Bienvenue dans l’ère des hyper-narcissiques

 

Par Claire Chartier, avec Youness Bousenna


Moi, moi, moi… Des politiques aux « people », l’égocentrisme ne connaît plus de limites. Alors que dans une société en panne de valeurs collectives, selfies et réseaux sociaux tendent un miroir parfois obsessionnel à tout un chacun. Du ludique au pathologique, enquête sur les effets -et les excès- d’un nombrilisme décomplexé.

Par son impudence et son incroyable toupet, il a fait rire – jaune – les Français ; nettement moins ses collègues du gouvernement. Un numéro, ce Thomas Thévenoud, qui ne payait ni ses impôts ni ses factures d’électricité, pas plus que ses loyers parisiens, le tout au nom d’une prétendue « phobie administrative ». Du haut de son Olympe, le grand homme n’avait pas songé que ces quelques libertés prises avec la loi constitueraient un obstacle à l’exercice de sa fonction de secrétaire d’Etat au Commerce extérieur. Dix jours plus tard, Thomas Thévenoud était viré.

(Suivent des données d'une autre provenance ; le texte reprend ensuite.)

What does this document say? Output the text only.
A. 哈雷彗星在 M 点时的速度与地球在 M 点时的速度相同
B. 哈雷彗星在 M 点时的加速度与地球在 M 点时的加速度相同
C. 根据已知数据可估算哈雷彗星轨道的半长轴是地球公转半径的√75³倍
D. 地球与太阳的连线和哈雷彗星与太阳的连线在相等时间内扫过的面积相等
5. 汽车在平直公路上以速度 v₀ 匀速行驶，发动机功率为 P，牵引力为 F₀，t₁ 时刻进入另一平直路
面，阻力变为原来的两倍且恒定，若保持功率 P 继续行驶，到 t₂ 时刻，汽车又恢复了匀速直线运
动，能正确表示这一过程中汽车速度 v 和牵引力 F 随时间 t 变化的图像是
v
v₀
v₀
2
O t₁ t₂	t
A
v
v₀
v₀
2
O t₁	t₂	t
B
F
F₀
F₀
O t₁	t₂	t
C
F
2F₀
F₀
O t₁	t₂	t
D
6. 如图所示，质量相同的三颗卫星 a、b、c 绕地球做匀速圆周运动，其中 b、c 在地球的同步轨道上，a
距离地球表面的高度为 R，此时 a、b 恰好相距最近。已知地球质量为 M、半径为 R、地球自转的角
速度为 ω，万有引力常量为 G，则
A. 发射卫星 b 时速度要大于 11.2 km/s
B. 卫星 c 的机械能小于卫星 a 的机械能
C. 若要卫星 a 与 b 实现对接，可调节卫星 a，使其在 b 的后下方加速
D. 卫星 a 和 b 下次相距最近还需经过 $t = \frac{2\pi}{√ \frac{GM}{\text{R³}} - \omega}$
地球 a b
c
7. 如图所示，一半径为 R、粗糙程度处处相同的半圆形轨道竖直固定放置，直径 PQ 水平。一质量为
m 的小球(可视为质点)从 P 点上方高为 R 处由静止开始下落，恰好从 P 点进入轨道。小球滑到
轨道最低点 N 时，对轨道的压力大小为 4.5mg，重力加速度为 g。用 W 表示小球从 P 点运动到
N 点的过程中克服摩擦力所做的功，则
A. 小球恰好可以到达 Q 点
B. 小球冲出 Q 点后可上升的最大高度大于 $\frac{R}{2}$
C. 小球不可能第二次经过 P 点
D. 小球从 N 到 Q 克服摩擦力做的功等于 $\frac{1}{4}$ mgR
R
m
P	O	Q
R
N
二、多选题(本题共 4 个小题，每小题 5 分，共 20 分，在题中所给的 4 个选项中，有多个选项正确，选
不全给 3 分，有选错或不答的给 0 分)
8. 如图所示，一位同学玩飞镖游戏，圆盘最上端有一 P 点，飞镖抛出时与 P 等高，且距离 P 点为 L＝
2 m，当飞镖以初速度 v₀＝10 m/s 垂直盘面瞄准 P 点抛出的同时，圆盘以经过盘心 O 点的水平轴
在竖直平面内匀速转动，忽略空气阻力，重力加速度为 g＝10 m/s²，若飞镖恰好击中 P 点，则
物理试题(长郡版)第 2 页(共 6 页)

« Le narcissisme est un ensemble de traits de personnalité dominés par la conviction de son propre mérite et de sa supériorité, associée à la conviction que l’on n’a pas à suivre les mêmes règles et contraintes que les autres », détaille le psychiatre Christophe André.

A sa décharge, en politique, Thomas Thévenoud n’est pas le seul à nourrir la chronique des hypernarcissiques patentés. Valérie Trierweiler imposant son râle de femme blessée à la France entière – et tant pis si le président, déjà sonné, a vu, du coup, trente-six chandelles ; Arnaud Montebourg le « rebelle », flirtant, à la Une d’un hebdo populaire, avec son ex-copine du Conseil des ministres Aurélie Filippetti, au lendemain de son éviction sous les sunlights…

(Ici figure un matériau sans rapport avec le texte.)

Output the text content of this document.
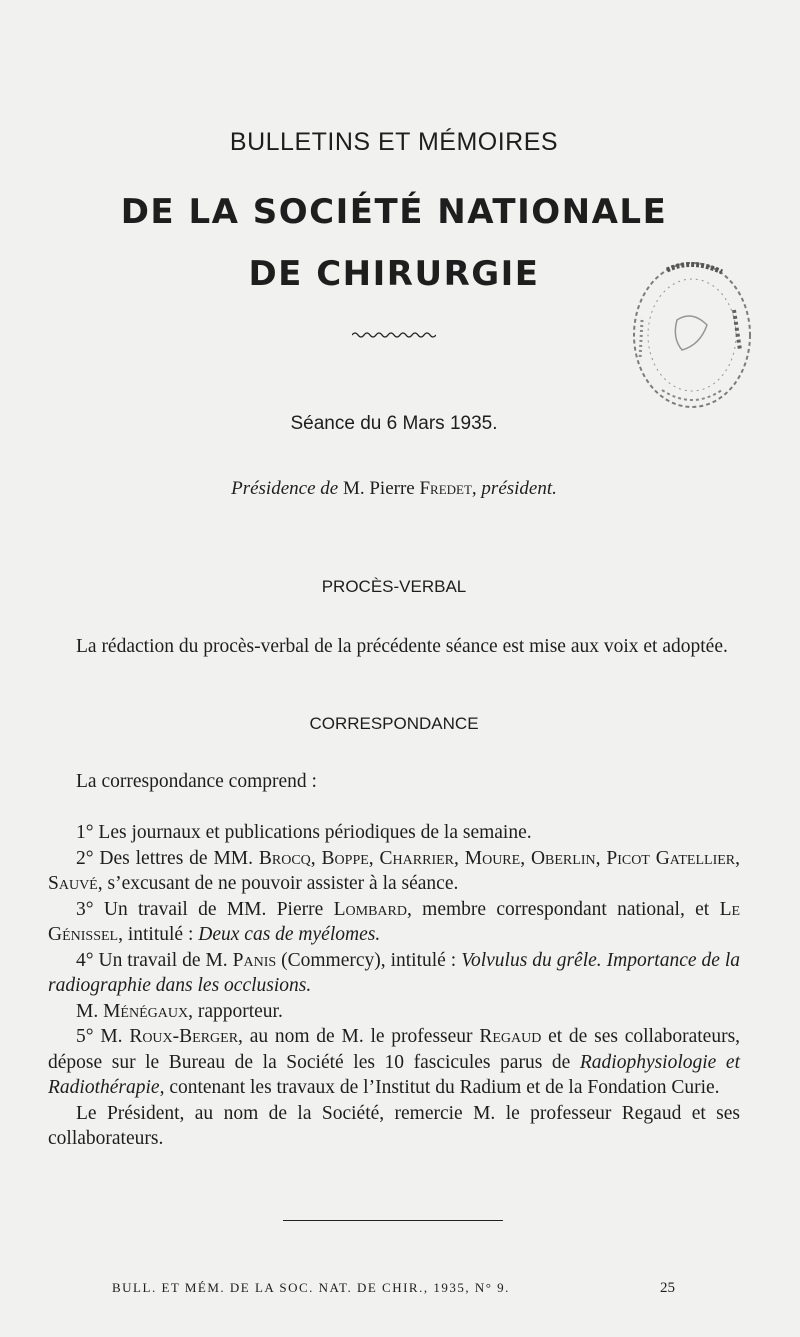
BULLETINS ET MÉMOIRES
DE LA SOCIÉTÉ NATIONALE
DE CHIRURGIE
Séance du 6 Mars 1935.
Présidence de M. Pierre Fredet, président.
PROCÈS-VERBAL

La rédaction du procès-verbal de la précédente séance est mise aux voix et adoptée.

CORRESPONDANCE

La correspondance comprend :

1° Les journaux et publications périodiques de la semaine.

2° Des lettres de MM. Brocq, Boppe, Charrier, Moure, Oberlin, Picot Gatellier, Sauvé, s’excusant de ne pouvoir assister à la séance.

3° Un travail de MM. Pierre Lombard, membre correspondant national, et Le Génissel, intitulé : Deux cas de myélomes.

4° Un travail de M. Panis (Commercy), intitulé : Volvulus du grêle. Importance de la radiographie dans les occlusions.

M. Ménégaux, rapporteur.

5° M. Roux-Berger, au nom de M. le professeur Regaud et de ses collaborateurs, dépose sur le Bureau de la Société les 10 fascicules parus de Radiophysiologie et Radiothérapie, contenant les travaux de l’Institut du Radium et de la Fondation Curie.

Le Président, au nom de la Société, remercie M. le professeur Regaud et ses collaborateurs.

BULL. ET MÉM. DE LA SOC. NAT. DE CHIR., 1935, N° 9.	25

Serait-ce cela, le visage de la classe politique française : une farandole d’ego boursouflés qui éloignent un peu plus les Français de leurs élus ? « La politique a toujours été un terrain de prédilection pour les grands narcissiques, relève le journaliste Alain Duhamel (1). La nouveauté, c’est la confluence entre les réseaux sociaux, l’info en continu et la pipolisation des responsables politiques. Chez ceux qui jouent totalement le jeu, le narcissisme est parfaitement assumé, et devient même une stratégie de conquête du pouvoir. »

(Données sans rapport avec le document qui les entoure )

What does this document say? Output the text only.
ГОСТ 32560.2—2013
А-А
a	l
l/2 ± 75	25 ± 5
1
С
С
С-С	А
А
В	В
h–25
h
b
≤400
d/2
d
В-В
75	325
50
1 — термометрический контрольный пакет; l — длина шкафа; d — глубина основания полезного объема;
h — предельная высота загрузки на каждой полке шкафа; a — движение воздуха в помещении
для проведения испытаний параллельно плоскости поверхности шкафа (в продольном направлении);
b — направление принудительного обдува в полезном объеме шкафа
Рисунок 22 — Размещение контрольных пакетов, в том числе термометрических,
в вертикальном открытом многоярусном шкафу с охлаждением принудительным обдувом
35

Inutile, donc, de jeter la pierre à nos dirigeants : ils vivent avec leur temps. Celui du « moi je » et du narcissisme à gogo. Plus qu’une tendance, une « épidémie » aux effets parfois ravageurs sur les individus, constate le psychiatre Laurent Schmitt, auteur d’un livre passionnant Le Bal des ego (Odile Jacob).

La frénésie du selfie

Dès les années 1970, le sociologue américain Christopher Lasch dénonçait dans un essai magistral, La Culture du narcissisme (Climats), l’« invasion de la société par le moi ». Le constat a, depuis, été amplement confirmé, et pas seulement aux Etats-Unis. Du butor s’engouffrant dans le wagon du métro sans laisser descendre les passagers, à « M. ou Mme Je-Sais-Tout » plastronnant dans les médias – pour ceux qui rangeraient Christophe Barbier, le directeur de la rédaction de L’Express dans cette dernière catégorie, sachez qu’il nie tout – les petits et grands narcisses prolifèrent. Sacrifiant d’un même élan à la culture moderne de l’image, dont les fameux selfies offrent le plus spectaculaire échantillon.

Les présidents, le pape, les ados, les touristes, les amoureux, vous… Tout le monde succombe à l’hystérie du moment véhiculée par les smartphones, dont certains comportent même un grand-angle ad hoc. Certains accros enquillent jusqu’à 200 clichés par jour, tel ce Britannique de 19 ans, soigné pour addiction. Chez les adolescents en quête d’identité, la frénésie n’a pas que des défauts. 

Témoin Hugo Cornellier, un jeune Québécois, contacté par L’Express. Le jeune homme s’est photographié chaque jour entre l’âge de 12 et de 19 ans, puis a rassemblé ses autoportraits dans une vidéo postée sur YouTube, visionnée par 5 millions d’internautes. Pourquoi tant d’efforts ? « Je voulais voir les changements physiques de mon corps. »

Aux origines de l’affirmation du je

Restons calmes : le moi a cessé d’être haïssable bien avant l’invention du selfie. L’affirmation du je est même une très vieille histoire en Occident. Disons, pour rester bref, qu’elle puise sa source dans la Renaissance, se déploie avec les romantiques et s’exacerbe depuis les années 1970 dans la revendication d’« être soi », alors même que s’épuisaient les grands combats collectifs portés par les idéologies. 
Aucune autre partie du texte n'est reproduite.